I can’t expect everything – because I can’t always be sure I’m right

May 12, 2009 10:25 am

By Paul Halsall / @PaulBHalsall

Good on Danny Finkelstein for posting this in The Times.

“Here are a few positive things I think about MPs:

* I think most work very hard, putting in long hours and working weekends. There may be other jobs that are harder, or less well paid, or more inconvenient. But this doesn’t detract from the hard work MPs do.

* I think many now do good community work, and are in touch with their constituents’ difficulties. This is not universal, but it is common.

* I think Britain is a stable, peaceful, democratic society and that MPs play a role in this”.
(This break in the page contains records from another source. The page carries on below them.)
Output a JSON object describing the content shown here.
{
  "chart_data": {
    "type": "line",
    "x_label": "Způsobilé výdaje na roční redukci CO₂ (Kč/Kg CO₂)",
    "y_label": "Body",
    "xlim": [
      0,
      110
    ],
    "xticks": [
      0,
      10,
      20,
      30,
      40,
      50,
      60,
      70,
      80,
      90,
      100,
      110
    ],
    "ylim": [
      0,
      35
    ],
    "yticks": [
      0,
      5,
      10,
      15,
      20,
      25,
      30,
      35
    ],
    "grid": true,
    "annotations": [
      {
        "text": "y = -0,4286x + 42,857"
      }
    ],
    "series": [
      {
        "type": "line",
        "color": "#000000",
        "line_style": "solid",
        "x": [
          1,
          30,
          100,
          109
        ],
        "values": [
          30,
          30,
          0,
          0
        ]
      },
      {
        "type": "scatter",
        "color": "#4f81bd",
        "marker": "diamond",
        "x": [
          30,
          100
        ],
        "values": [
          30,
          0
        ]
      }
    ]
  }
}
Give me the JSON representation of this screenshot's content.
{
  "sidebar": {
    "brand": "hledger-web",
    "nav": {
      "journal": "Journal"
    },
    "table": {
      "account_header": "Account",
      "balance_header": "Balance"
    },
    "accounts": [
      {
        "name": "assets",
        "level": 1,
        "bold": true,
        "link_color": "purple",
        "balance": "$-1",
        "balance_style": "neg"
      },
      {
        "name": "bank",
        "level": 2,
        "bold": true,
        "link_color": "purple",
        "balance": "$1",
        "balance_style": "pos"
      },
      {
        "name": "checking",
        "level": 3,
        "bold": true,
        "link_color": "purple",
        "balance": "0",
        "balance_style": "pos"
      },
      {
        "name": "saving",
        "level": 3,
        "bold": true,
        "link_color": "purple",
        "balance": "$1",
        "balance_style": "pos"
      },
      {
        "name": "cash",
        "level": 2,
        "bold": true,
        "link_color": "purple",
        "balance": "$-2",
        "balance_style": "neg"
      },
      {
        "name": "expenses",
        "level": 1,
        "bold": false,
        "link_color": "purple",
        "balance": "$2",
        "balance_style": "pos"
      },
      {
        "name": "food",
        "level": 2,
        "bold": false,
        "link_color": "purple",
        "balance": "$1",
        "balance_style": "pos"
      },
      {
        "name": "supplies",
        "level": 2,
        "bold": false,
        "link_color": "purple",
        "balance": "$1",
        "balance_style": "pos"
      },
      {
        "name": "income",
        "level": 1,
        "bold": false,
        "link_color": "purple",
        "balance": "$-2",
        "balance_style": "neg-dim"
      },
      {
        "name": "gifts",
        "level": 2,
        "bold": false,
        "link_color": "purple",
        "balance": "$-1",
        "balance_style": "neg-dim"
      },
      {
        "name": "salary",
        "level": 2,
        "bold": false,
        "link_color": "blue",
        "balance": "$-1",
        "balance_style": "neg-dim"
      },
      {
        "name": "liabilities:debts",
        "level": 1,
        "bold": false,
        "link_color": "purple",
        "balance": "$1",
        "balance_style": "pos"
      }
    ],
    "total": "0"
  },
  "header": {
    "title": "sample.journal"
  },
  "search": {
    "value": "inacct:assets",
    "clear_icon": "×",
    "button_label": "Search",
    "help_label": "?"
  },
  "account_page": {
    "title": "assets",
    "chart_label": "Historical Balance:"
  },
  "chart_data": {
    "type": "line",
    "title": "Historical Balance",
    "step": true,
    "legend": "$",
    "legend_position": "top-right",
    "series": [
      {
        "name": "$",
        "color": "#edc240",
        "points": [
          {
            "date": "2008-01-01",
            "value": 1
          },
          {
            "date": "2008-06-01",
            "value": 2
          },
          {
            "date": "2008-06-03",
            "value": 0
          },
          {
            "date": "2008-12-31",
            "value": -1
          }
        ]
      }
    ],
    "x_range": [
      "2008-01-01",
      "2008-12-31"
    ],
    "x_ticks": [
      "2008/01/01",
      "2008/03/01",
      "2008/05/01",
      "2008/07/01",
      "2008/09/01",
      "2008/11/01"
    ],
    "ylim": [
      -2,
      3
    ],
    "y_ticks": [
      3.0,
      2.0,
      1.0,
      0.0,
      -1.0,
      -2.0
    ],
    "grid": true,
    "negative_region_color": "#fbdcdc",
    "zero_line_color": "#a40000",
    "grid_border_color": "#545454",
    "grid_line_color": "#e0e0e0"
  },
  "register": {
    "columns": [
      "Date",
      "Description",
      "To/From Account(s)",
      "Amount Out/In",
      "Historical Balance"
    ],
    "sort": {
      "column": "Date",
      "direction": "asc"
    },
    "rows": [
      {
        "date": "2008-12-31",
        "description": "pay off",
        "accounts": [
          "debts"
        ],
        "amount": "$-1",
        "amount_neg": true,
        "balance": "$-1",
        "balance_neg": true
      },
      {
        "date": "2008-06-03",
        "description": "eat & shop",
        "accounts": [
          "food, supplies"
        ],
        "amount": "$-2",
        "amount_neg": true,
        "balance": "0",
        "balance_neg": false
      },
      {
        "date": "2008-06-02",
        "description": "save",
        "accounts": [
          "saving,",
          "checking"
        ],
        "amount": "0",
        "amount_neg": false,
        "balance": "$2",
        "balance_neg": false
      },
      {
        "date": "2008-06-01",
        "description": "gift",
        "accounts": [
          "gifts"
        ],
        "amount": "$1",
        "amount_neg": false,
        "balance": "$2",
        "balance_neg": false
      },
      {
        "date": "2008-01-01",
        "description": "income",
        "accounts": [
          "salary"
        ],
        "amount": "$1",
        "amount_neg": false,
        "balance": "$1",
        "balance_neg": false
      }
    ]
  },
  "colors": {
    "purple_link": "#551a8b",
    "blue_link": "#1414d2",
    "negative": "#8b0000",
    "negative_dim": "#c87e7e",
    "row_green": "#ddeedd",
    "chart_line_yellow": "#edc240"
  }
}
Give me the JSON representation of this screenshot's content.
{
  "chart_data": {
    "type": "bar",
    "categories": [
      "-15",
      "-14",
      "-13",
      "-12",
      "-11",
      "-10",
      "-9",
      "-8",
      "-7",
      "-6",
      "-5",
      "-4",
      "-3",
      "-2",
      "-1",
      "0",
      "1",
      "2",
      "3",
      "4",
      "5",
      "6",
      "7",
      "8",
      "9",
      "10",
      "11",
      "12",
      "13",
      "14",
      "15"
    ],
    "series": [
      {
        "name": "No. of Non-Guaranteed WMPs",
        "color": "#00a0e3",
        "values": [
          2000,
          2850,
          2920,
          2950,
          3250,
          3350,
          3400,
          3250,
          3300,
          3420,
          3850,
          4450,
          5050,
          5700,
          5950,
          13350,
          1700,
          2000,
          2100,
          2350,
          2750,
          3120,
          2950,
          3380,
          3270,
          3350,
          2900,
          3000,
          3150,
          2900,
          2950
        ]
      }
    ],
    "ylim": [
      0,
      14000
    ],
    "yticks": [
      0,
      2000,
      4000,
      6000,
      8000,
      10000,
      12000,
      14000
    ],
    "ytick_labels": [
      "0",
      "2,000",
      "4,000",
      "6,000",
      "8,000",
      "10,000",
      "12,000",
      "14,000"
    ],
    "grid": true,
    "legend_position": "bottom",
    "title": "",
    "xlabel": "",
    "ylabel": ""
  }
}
The last point is especially important. I have spent a good part of my life abroad, and people here do not know how good we have it here. Of course there are things to get annoyed about, but nothing and nowhere will ever be perfect. Even if my personal political agenda were fully implemented by this or the next government, things would still go wrong. Mainly because I cannot be sure I am absolutely right about things; and even if I am, the law of unintended consequences will guarantee that future problems will arise.

What’s true for me, is true for everyone else.

As to my personal MP – it’s Ivan Lewis (Lab., Bury South). I have met him a number of times, and I probably write to him more than he wishes, but he has unfailingly responded, even when I have raised entirely abstruse points.